Get on plane fly to Denver or Salt Lake, rent car drive to mountain. They have sick parks and backcountry. You should get there in under 10 hours...


----------



## Mr. Polonia (Apr 5, 2009)

killclimbz said:


> Get on plane fly to Denver or Salt Lake, rent car drive to mountain. They have sick parks and backcountry. You should get there in under 10 hours...


LMFAO:laugh: killz youve been on a roll lately


----------



## espalb92 (Sep 8, 2010)

you should check out big boulder, its about 100 miles north from philly. they have a real good deal for passes too.


----------



## SPAZ (May 2, 2009)

killclimbz said:


> Get on plane fly to Denver or Salt Lake, rent car drive to mountain. They have sick parks and backcountry. You should get there in under 10 hours...


:thumbsup:


----------



## sedition (Feb 8, 2007)

Sunday River. Might be 10+, but do what it takes to get there. Well worth it.


----------



## CuZoCoX (Mar 19, 2010)

lol you WONT find all that within 10hrs of philly or even anywhere in PA... you have to do a lil give n take someplace... heres my favs; closest one windham ~ 4-5 hrs( rarely packed during the wk and got the big air bag n cheaper then poconos packed zoos, but no reall off piste runs) whiteface 8-14 hrs dep on traffic and prob best all around on east coast is in vt like a stowe/ okemo/ killington/ and jay peak but your looking again at like 14 hrs like a whiteface n jay peak another hr or 2 on top of them


----------



## T.J. (Aug 28, 2007)

if you live in philly hit bear creek or the poconos and be happy. if you want sick park and back country fly outta philly to salt lake or denver.


----------



## Shocktroop531 (Aug 3, 2010)

there's no such thing as backcountry in PA. even if there was you wouldn't want to. not enough snow most of the time. ski patrol on most PA ski areas won't even let you leave the groomed runs. you can get in big trouble if they even see you coming out of the woods. they really don't want you having fun for some reason. 

I'm from philly too. The best places in PA are Blue mountain and Elk Mountain. Blue has a pretty sick park. huge jumps. lots of rails and other cool features too.
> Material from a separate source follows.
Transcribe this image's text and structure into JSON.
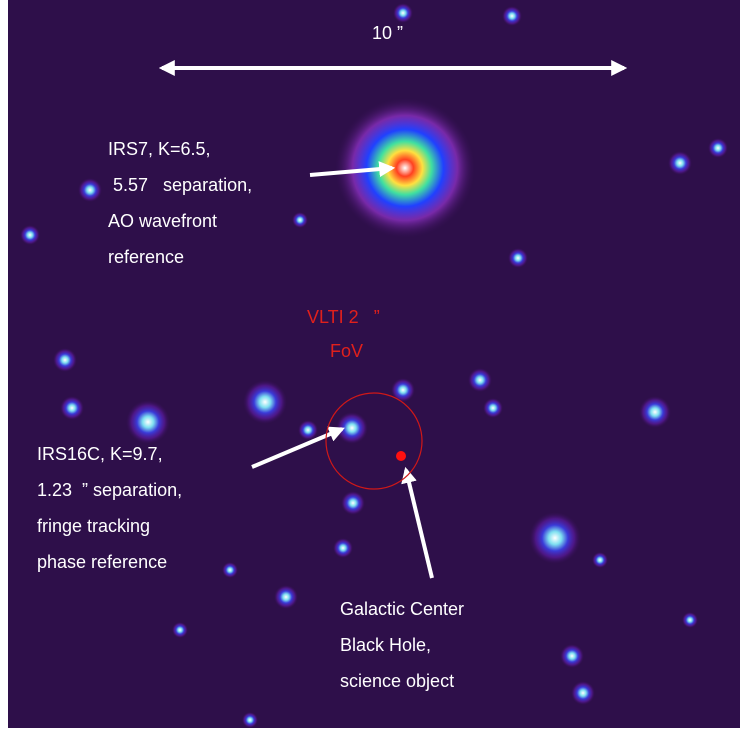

Probably the best around for park and its also the closest to philly. less than an hour away. also has the most vertical in PA (about 1000) . Elk is the best for free riding. its an extra hour north above scranton but worth the drive. nobody ever goes there. its old and empty and in the middle of nowhere and it rules. my favorite place in PA. I spent almost every weekend there last winter. plenty of pow to be had there if you hit it right.


----------



## Shocktroop531 (Aug 3, 2010)

T.J. said:


> if you live in philly hit bear creek or the poconos and be happy. if you want sick park and back country fly outta philly to salt lake or denver.


there is no reason to ever go to bear creek. they don't even have a mountain. it's a hill.

there are actually some pretty good parks in PA. like I said, blue mtn. has a pretty sick park. sidewinder park. it's almost as good as anything out west


----------